- Dados mostram avanço de 18,96% em junho sobre o mesmo mês de 2025;
- Automóveis e comerciais leves e motocicletas puxam a alta do setor.
Texto e fotos: Eduardo Abbas / Fenabrave
Alguma coisa está fora da ordem mundial! A economia dos Estados Unidos projeta uma inflação alta, isso impacta o mundo todo, com isso os juros dos ianques devem aumentar causando uma volta pra casa de quem antes investia em outros mercados. Além disso, o PIB mundial deve desacelerar nesse segundo semestre, nada muito preocupante, mas tira dos trilhos quem rodava sempre em linha reta.
O mercado de veículos novos no Brasil teve um mês de quedas em alguns setores, mas por outro lado surpreendeu com as vendas de automóveis e comerciais leves novos. Com um dia útil a mais em junho (21) sobre maio (20), os emplacamentos encerraram o 1º. semestre de 2026 com crescimento de 16,01% em relação ao mesmo período do ano passado, segundo levantamento da Federação Nacional da Distribuição de Veículos Automotores, de acordo com a entidade, de janeiro a junho, foram emplacadas 2.715.403 unidades, ante 2.340.564 unidades nos primeiros seis meses do ano passado. Esse foi o melhor 1º semestre desde 2011.
Somente no mês de junho, o setor registrou 488.420 mil unidades emplacadas, apresentando uma leve retração de 0,82% na comparação com maio, quando foram emplacadas 492.449 unidades. Já na comparação entre junho de 2026 e junho de 2025, o setor apresenta um crescimento de 18,96%. Para o Presidente da Fenabrave, o resultado confirma um mercado acumulado com resultados consistentes, sustentados pela alta competitividade das marcas, dos programas de incentivos e necessidade de renovação da frota. “O primeiro semestre mostra um setor em expansão, mas ainda condicionado pelo custo do crédito. Temos registrado bons indicadores como resultado de Programas como Carro Sustentável e Move Brasil”, afirma Arcelio Junior.

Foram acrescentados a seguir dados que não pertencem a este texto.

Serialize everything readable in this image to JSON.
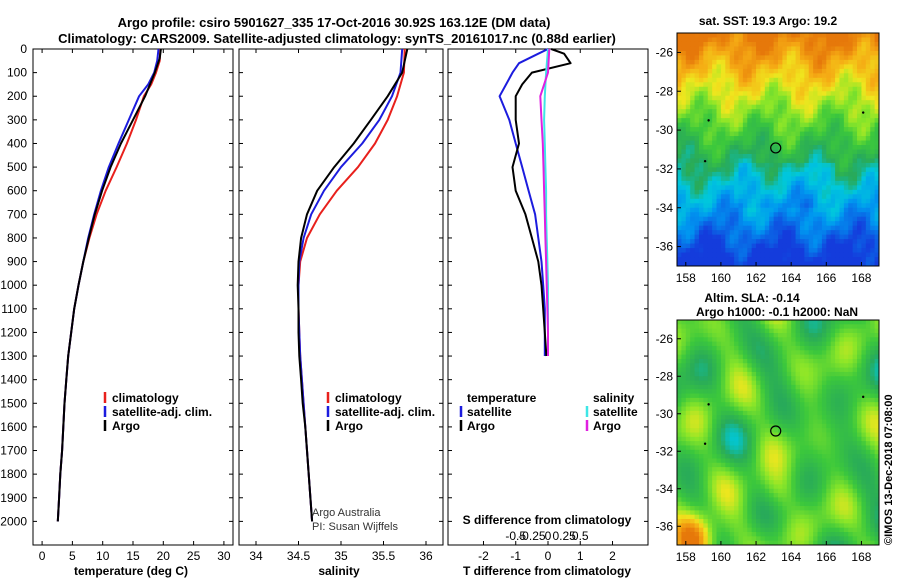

O resultado é que as projeções para o ano sofreram uma alteração significativa, com os indicadores apontando para cima na maior parte dos segmentos automotivos. No caso de automóveis e comerciais leves, o resultado deverá ser acima do estimado pela entidade em janeiro deste ano. Para motocicletas, a Federação manteve as expectativas de crescimento em 10% e para os demais segmentos, haverá queda sobre a inicialmente projetada.